Linear interpolation
Here is a problem that occurs often. One have a set of data files that contain 2 columns (x and y) for some calculated property. Here I have selected only two such sets.
I want to be able to add them, subtract them or make an average. So, what is the problem? The problem is, that the data is sampled in the same region but on different grids i.e. the number of points is different.
0.00 0.151576740
6.51 0.157566880
13.03 0.175107240
19.54 0.202843140
...
3967.59 -0.000073200
3974.10 -0.000082352
3980.62 -0.000095120
3987.13 -0.000107504
0.00 0.060664982
7.41 0.063726254
14.83 0.072136290
22.24 0.083837971
...
3965.71 -0.000059534
3973.12 -0.000055689
3980.53 -0.000048746
3987.94 -0.000041886
One needs to have the values on the same grid to make some simple calculations. I am interested in the region x in [1500:4000] and with a small awk script I can do on-the-fly linear interpolation (which is good enough in this particular case). Here is how the interpolated data compares to the original.
1500 0.00488383
1501 0.0050328
1502 0.00518177
1503 0.00533075
...
1500 0.00410784
1501 0.00411207
1502 0.0041163
1503 0.00412054
...
The script is running over integer numbers for easier understanding, but could be easily modified to handle real numbers for the grid values.
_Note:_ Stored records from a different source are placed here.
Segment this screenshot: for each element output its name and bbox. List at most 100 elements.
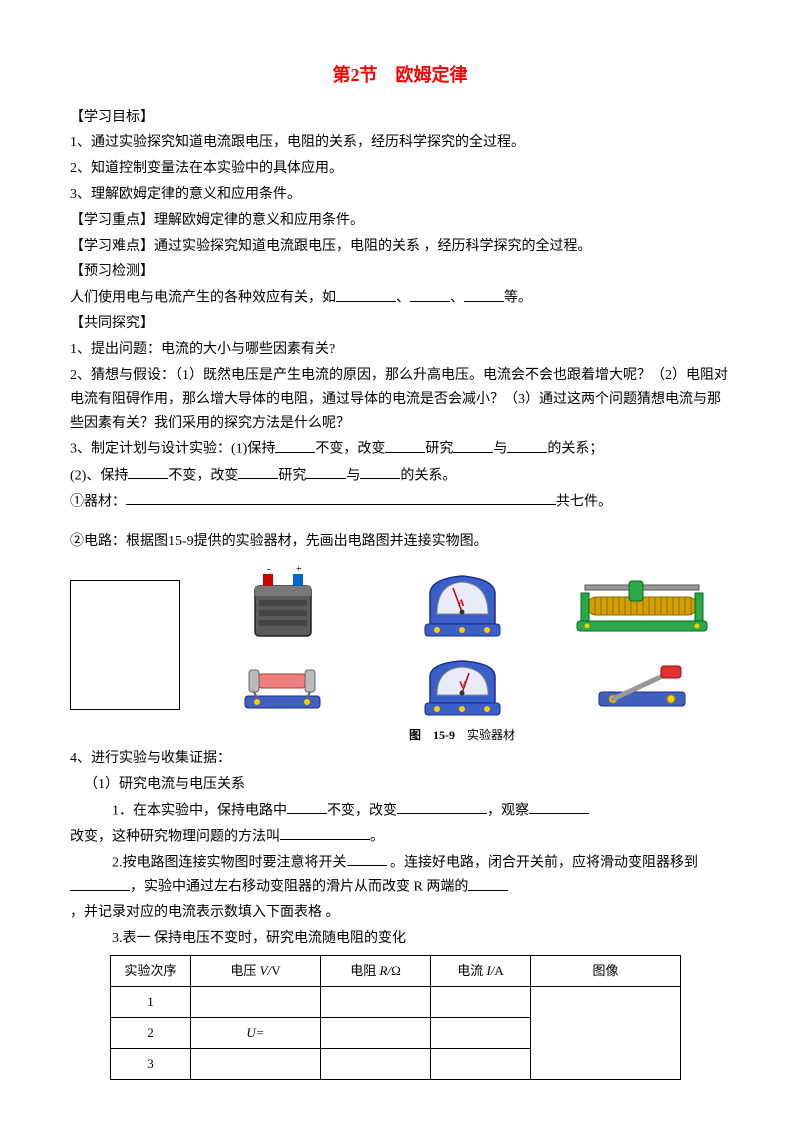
blank [128, 464, 168, 479]
th-seq: 实验次序 [111, 956, 191, 987]
switch-icon [587, 656, 697, 716]
pretest-line: 人们使用电与电流产生的各种效应有关，如 、 、 等。 [70, 286, 730, 310]
objective-2: 2、知道控制变量法在本实验中的具体应用。 [70, 157, 730, 181]
blank [70, 875, 130, 890]
figure-row: - + A [70, 562, 730, 745]
u-eq: U= [246, 1025, 264, 1040]
equipment-grid: - + A [194, 562, 730, 721]
blank [126, 490, 556, 505]
th-v-label: 电压 [230, 963, 256, 978]
ammeter-icon: A [415, 564, 510, 644]
th-r-sym: R/ [380, 963, 392, 978]
step-4-1: （1）研究电流与电压关系 [70, 773, 730, 797]
question-1: 1、提出问题：电流的大小与哪些因素有关? [70, 338, 730, 362]
s411c: ，观察 [487, 803, 529, 818]
svg-text:V: V [459, 680, 466, 690]
th-voltage: 电压 V/V [191, 956, 321, 987]
heading-coexplore: 【共同探究】 [70, 312, 730, 336]
resistor-icon [235, 656, 330, 716]
fig-cap-c: 实验器材 [467, 728, 515, 742]
th-v-sym: V/ [260, 963, 272, 978]
step-4-1-2: 2.按电路图连接实物图时要注意将开关 。连接好电路，闭合开关前，应将滑动变阻器移… [70, 851, 730, 899]
equipment-block: - + A [194, 562, 730, 745]
cell-seq-3: 3 [111, 1049, 191, 1080]
step-4-1-3: 3.表一 保持电压不变时，研究电流随电阻的变化 [70, 927, 730, 951]
step-4-1-1b: 改变，这种研究物理问题的方法叫 。 [70, 825, 730, 849]
blank [280, 825, 370, 840]
blank [453, 437, 493, 452]
pretest-text-b: 、 [396, 291, 410, 306]
s411a: 1．在本实验中，保持电路中 [112, 803, 287, 818]
blank [529, 799, 589, 814]
fig-cap-a: 图 [409, 728, 421, 742]
blank [360, 464, 400, 479]
cell [431, 987, 531, 1018]
cell-seq-2: 2 [111, 1018, 191, 1049]
s411b: 不变，改变 [327, 803, 397, 818]
th-i-unit: A [494, 963, 503, 978]
pretest-text-c: 、 [450, 291, 464, 306]
q3-e: 的关系； [547, 442, 603, 457]
question-3-line1: 3、制定计划与设计实验：(1)保持不变，改变研究与的关系； [70, 437, 730, 461]
pretest-text-a: 人们使用电与电流产生的各种效应有关，如 [70, 291, 336, 306]
s412d: ，并记录对应的电流表示数填入下面表格 。 [70, 905, 340, 920]
equipment-line: ①器材：共七件。 [70, 490, 730, 514]
question-3-line2: (2)、保持不变，改变研究与的关系。 [70, 464, 730, 488]
th-i-label: 电流 [457, 963, 483, 978]
heading-pretest: 【预习检测】 [70, 260, 730, 284]
blank [464, 286, 504, 301]
blank [347, 851, 387, 866]
cell-u: U= [191, 1018, 321, 1049]
s411e: 。 [370, 829, 384, 844]
blank [410, 286, 450, 301]
q3-b: 不变，改变 [315, 442, 385, 457]
s412b: 。连接好电路，闭合开关前，应将滑动变阻器移到 [387, 855, 699, 870]
blank [275, 437, 315, 452]
blank [385, 437, 425, 452]
pretest-text-d: 等。 [504, 291, 532, 306]
step-4-1-1: 1．在本实验中，保持电路中 不变，改变 ，观察 [70, 799, 730, 823]
th-resistance: 电阻 R/Ω [321, 956, 431, 987]
cell [321, 1018, 431, 1049]
cell [431, 1049, 531, 1080]
heading-difficulty: 【学习难点】通过实验探究知道电流跟电压，电阻的关系 ，经历科学探究的全过程。 [70, 235, 730, 259]
s412a: 2.按电路图连接实物图时要注意将开关 [112, 855, 347, 870]
svg-text:+: + [296, 564, 302, 575]
blank [507, 437, 547, 452]
step-4: 4、进行实验与收集证据： [70, 747, 730, 771]
eq-b: 共七件。 [556, 494, 612, 509]
svg-text:A: A [458, 598, 465, 608]
cell [321, 1049, 431, 1080]
fig-cap-b: 15-9 [433, 728, 455, 742]
heading-focus: 【学习重点】理解欧姆定律的意义和应用条件。 [70, 209, 730, 233]
cell-graph [531, 987, 681, 1080]
th-r-label: 电阻 [350, 963, 376, 978]
battery-icon: - + [237, 564, 327, 644]
step-4-1-2b: ，并记录对应的电流表示数填入下面表格 。 [70, 901, 730, 925]
circuit-diagram-box [70, 580, 180, 710]
blank [468, 875, 508, 890]
q3-a: 3、制定计划与设计实验：(1)保持 [70, 442, 275, 457]
th-r-unit: Ω [391, 963, 401, 978]
cell [321, 987, 431, 1018]
s411d: 改变，这种研究物理问题的方法叫 [70, 829, 280, 844]
objective-3: 3、理解欧姆定律的意义和应用条件。 [70, 183, 730, 207]
blank [397, 799, 487, 814]
heading-objectives: 【学习目标】 [70, 106, 730, 130]
question-2: 2、猜想与假设：（1）既然电压是产生电流的原因，那么升高电压。电流会不会也跟着增… [70, 364, 730, 435]
rheostat-icon [567, 567, 717, 642]
cell-seq-1: 1 [111, 987, 191, 1018]
blank [306, 464, 346, 479]
blank [238, 464, 278, 479]
svg-text:-: - [267, 564, 270, 575]
circuit-line: ②电路：根据图15-9提供的实验器材，先画出电路图并连接实物图。 [70, 530, 730, 554]
cell [191, 987, 321, 1018]
objective-1: 1、通过实验探究知道电流跟电压，电阻的关系，经历科学探究的全过程。 [70, 131, 730, 155]
table-row: 1 [111, 987, 681, 1018]
th-v-unit: V [271, 963, 280, 978]
voltmeter-icon: V [415, 651, 510, 721]
blank [287, 799, 327, 814]
q3-j: 的关系。 [400, 468, 456, 483]
q3-c: 研究 [425, 442, 453, 457]
q3-h: 研究 [278, 468, 306, 483]
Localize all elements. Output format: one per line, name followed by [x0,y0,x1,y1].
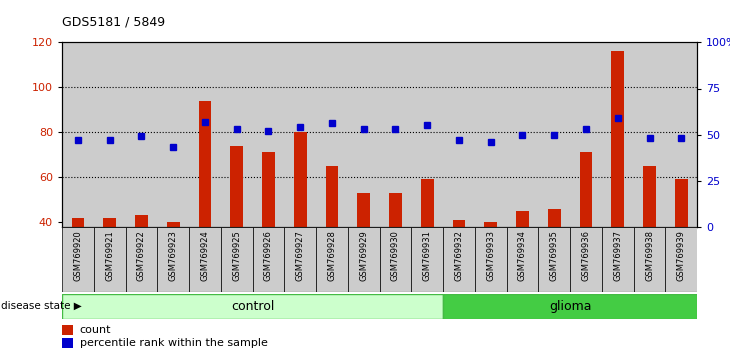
Bar [221,42,253,227]
Bar [93,227,126,292]
Bar [570,42,602,227]
Text: GSM769938: GSM769938 [645,230,654,281]
Bar [326,166,338,227]
Bar [72,218,84,227]
Bar [453,220,465,227]
Bar [231,146,243,227]
Bar [158,227,189,292]
Text: count: count [80,325,112,335]
Text: GSM769932: GSM769932 [455,230,464,281]
Bar [602,227,634,292]
Bar [221,227,253,292]
Bar [294,132,307,227]
Text: GSM769933: GSM769933 [486,230,495,281]
Bar [262,153,274,227]
Text: GSM769920: GSM769920 [74,230,82,281]
Bar [475,42,507,227]
Bar [93,42,126,227]
Text: GSM769925: GSM769925 [232,230,241,281]
Bar [285,42,316,227]
Text: GSM769923: GSM769923 [169,230,177,281]
Text: GSM769926: GSM769926 [264,230,273,281]
Text: GSM769931: GSM769931 [423,230,431,281]
Bar [580,153,592,227]
Bar [253,227,285,292]
Bar [570,227,602,292]
Bar [666,42,697,227]
Text: GSM769935: GSM769935 [550,230,558,281]
Bar [612,51,624,227]
Bar [135,215,147,227]
Bar [412,42,443,227]
Bar [475,227,507,292]
Text: GSM769921: GSM769921 [105,230,114,281]
Bar [421,179,434,227]
Bar [199,101,211,227]
Bar [316,227,348,292]
Bar [62,42,93,227]
Bar [507,42,539,227]
Text: GDS5181 / 5849: GDS5181 / 5849 [62,15,165,28]
Bar [189,227,221,292]
Text: GSM769930: GSM769930 [391,230,400,281]
Text: GSM769937: GSM769937 [613,230,622,281]
Text: disease state ▶: disease state ▶ [1,301,82,311]
Bar [348,227,380,292]
Bar [380,42,412,227]
Bar [539,42,570,227]
Bar [126,42,158,227]
Text: GSM769936: GSM769936 [582,230,591,281]
Text: GSM769922: GSM769922 [137,230,146,281]
Bar [104,218,116,227]
Bar [62,338,74,348]
Bar [443,227,475,292]
Bar [253,42,285,227]
Text: GSM769928: GSM769928 [328,230,337,281]
Bar [167,222,180,227]
Bar [189,42,221,227]
Bar [485,222,497,227]
Bar [443,42,475,227]
Bar [548,209,561,227]
Text: glioma: glioma [549,300,591,313]
Bar [158,42,189,227]
Bar [285,227,316,292]
Text: GSM769924: GSM769924 [201,230,210,281]
Text: control: control [231,300,274,313]
Bar [539,227,570,292]
Bar [412,227,443,292]
Bar [62,227,93,292]
Bar [380,227,412,292]
Bar [126,227,158,292]
Bar [389,193,402,227]
Bar [62,325,74,335]
Bar [507,227,539,292]
Bar [316,42,348,227]
Bar [62,294,443,319]
Bar [443,294,697,319]
Bar [348,42,380,227]
Bar [602,42,634,227]
Bar [634,42,666,227]
Text: GSM769934: GSM769934 [518,230,527,281]
Text: GSM769929: GSM769929 [359,230,368,281]
Bar [675,179,688,227]
Bar [516,211,529,227]
Text: percentile rank within the sample: percentile rank within the sample [80,338,268,348]
Text: GSM769939: GSM769939 [677,230,685,281]
Text: GSM769927: GSM769927 [296,230,304,281]
Bar [643,166,656,227]
Bar [358,193,370,227]
Bar [634,227,666,292]
Bar [666,227,697,292]
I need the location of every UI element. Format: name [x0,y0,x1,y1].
interpolate-on-regular-grid.awk
#!/usr/bin/awk -f
BEGIN {
minx= 1500; # Range: lower limit
maxx= 4000; # upper limit
dx= 1; # increment
}
{
# check if the lower limit has been reached
if (($1 > minx ) && ($1 < maxx)){
x2=$1; y2=$2;
# for the defined range
for (xi= minx; xi <= maxx; xi= xi+dx){
# step forward if the current grid point is outside the [x1:x2] region
if (xi > x2) {
while (($1<xi) && (getline!=0) ) {x1=x2; y1=y2; x2=$1; y2=$2}
}
yi= (y2-y1)/(x2-x1)*(xi-x1) + y1; # linear interpolation
print xi, yi
}
}
x1= $1; y1=$2
}
Here is the result:
Warning
I have written the script for my purposes and tested it against my data. It works for all of my cases, but could fail in some unforeseen situations so, please, always make sure that your results are reasonable. Do not blindly use the scripts provided on this site.